- Born: 20 December 1938 Kimberley, Northern Cape, South Africa
- Died: 3 January 2024 (aged 85) Krugersdorp, Gauteng, South Africa
- Education: Diamantveld High School
- Occupations: Broadcaster and sport commentator
- Known for: Sport broadcasting, Radio and television programme presenter

= Edwill van Aarde =

South African broadcaster (1938–2024)

Edwill van Aarde (20 December 1938 – 3 January 2024) was a South African television and radio broadcaster and sports commentator. He was the presenter and commentator with the longest uninterrupted service at any broadcaster in South Africa, 50 years (in 2011).

==Personal life==
Edwill van Aarde was born on 20 December 1938 in Kimberley, South Africa.
He grew up in Boetsap.

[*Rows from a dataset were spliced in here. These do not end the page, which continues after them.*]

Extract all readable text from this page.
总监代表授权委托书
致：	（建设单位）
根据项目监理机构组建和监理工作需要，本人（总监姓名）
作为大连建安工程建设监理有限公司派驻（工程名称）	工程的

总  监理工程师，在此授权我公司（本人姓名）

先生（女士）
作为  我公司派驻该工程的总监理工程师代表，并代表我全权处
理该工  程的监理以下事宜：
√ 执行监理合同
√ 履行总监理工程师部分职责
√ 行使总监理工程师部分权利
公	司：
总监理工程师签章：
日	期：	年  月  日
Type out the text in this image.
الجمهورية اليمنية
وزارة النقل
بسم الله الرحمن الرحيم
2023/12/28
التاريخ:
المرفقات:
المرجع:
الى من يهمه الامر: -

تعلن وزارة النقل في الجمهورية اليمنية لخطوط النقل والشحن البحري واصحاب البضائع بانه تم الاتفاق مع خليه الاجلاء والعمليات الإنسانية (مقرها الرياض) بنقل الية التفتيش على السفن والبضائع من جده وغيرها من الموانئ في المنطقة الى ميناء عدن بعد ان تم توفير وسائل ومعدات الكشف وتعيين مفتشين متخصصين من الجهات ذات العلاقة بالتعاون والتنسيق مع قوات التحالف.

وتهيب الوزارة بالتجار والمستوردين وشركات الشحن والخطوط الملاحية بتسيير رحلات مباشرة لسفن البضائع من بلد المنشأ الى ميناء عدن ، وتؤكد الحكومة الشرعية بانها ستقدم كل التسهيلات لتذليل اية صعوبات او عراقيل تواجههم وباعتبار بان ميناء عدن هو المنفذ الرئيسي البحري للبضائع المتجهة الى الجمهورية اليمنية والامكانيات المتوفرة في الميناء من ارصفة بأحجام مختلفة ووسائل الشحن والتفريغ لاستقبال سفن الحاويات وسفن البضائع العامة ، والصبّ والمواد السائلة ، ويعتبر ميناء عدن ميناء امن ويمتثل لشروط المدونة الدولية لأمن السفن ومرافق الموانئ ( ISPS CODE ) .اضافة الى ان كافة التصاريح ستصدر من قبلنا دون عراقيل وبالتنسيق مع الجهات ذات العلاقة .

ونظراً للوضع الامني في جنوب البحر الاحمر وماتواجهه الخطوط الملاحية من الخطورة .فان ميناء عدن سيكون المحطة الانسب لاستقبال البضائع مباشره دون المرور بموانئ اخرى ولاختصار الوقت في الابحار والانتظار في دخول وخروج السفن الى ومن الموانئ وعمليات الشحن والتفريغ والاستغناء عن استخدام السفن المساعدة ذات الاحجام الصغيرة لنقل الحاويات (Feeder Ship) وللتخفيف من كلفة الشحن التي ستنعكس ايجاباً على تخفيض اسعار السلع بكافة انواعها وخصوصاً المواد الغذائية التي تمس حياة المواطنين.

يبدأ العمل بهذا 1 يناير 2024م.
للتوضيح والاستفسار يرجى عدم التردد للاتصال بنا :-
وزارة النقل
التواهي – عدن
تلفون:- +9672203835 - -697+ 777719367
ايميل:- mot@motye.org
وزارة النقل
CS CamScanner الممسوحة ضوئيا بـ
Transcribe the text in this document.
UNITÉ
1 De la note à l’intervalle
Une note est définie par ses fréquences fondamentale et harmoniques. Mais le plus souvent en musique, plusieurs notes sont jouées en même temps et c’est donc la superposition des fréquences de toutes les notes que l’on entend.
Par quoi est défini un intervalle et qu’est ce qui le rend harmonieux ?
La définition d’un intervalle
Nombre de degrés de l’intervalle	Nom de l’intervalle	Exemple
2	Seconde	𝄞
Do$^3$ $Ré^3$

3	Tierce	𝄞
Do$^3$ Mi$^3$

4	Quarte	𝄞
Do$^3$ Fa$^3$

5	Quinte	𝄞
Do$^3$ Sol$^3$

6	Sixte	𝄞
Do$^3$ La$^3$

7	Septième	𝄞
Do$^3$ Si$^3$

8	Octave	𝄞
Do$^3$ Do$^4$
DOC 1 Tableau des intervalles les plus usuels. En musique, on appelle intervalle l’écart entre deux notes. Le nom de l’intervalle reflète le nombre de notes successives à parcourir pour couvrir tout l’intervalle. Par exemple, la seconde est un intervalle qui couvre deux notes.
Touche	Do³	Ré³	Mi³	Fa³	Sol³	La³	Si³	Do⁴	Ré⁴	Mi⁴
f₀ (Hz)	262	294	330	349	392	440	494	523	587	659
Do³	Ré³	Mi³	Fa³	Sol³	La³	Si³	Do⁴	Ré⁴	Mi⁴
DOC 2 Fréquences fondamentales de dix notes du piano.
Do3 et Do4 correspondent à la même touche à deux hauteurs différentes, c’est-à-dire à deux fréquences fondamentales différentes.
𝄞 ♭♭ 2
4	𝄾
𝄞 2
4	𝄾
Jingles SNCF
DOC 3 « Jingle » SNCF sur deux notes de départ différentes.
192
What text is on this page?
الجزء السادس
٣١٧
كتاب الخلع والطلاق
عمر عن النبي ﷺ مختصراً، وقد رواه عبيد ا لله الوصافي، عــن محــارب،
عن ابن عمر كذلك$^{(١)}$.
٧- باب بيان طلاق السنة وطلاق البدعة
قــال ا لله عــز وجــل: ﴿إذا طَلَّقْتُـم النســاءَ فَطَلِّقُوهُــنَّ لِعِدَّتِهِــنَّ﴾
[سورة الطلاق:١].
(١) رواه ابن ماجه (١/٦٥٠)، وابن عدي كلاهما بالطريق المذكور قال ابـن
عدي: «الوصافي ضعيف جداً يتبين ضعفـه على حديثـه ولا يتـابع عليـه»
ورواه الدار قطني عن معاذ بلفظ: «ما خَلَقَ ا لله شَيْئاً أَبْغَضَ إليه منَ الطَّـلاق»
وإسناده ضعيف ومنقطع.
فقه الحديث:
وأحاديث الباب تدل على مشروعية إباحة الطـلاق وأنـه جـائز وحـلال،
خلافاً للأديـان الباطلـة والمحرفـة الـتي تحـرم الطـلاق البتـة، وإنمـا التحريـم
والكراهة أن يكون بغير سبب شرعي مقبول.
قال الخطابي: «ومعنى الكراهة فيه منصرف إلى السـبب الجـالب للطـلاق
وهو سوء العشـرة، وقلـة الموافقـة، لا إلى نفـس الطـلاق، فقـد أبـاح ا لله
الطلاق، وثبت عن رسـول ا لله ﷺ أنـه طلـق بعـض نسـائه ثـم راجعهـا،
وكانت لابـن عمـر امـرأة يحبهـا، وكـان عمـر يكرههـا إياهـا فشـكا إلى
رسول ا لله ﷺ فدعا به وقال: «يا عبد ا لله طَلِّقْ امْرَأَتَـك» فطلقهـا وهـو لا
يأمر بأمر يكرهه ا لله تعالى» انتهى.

He attended Vaalharts Primary school and Diamantveld High School, where he matriculated in 1957. He was married to Piena Margeretha Forbes Ochse. Edwill van Aarde died on 3 January 2024, at the age of 85.

==Sports commentary==
Van Aarde broadcast 517 cricket games, 134 Rugby matches, 12 Comrades marathons, and 5 Wimbledon men's tennis finals.

==Radio==
Van Aarde presented the radio program Afrikaans treffers, which translated means "the biggest Afrikaans hits". This was a music program which played the biggest hits from all over the world. This program was 40 years old in 2015.

==Television==
Van Aarde was the presenter of Flinkdink ("Fast Thinking”), a general knowledge quiz program. He was later also the organiser and researcher of the program.

==Attack==
Van Aarde was attacked in his home in Krugersdorp on 29 March 2010. He survived the attack.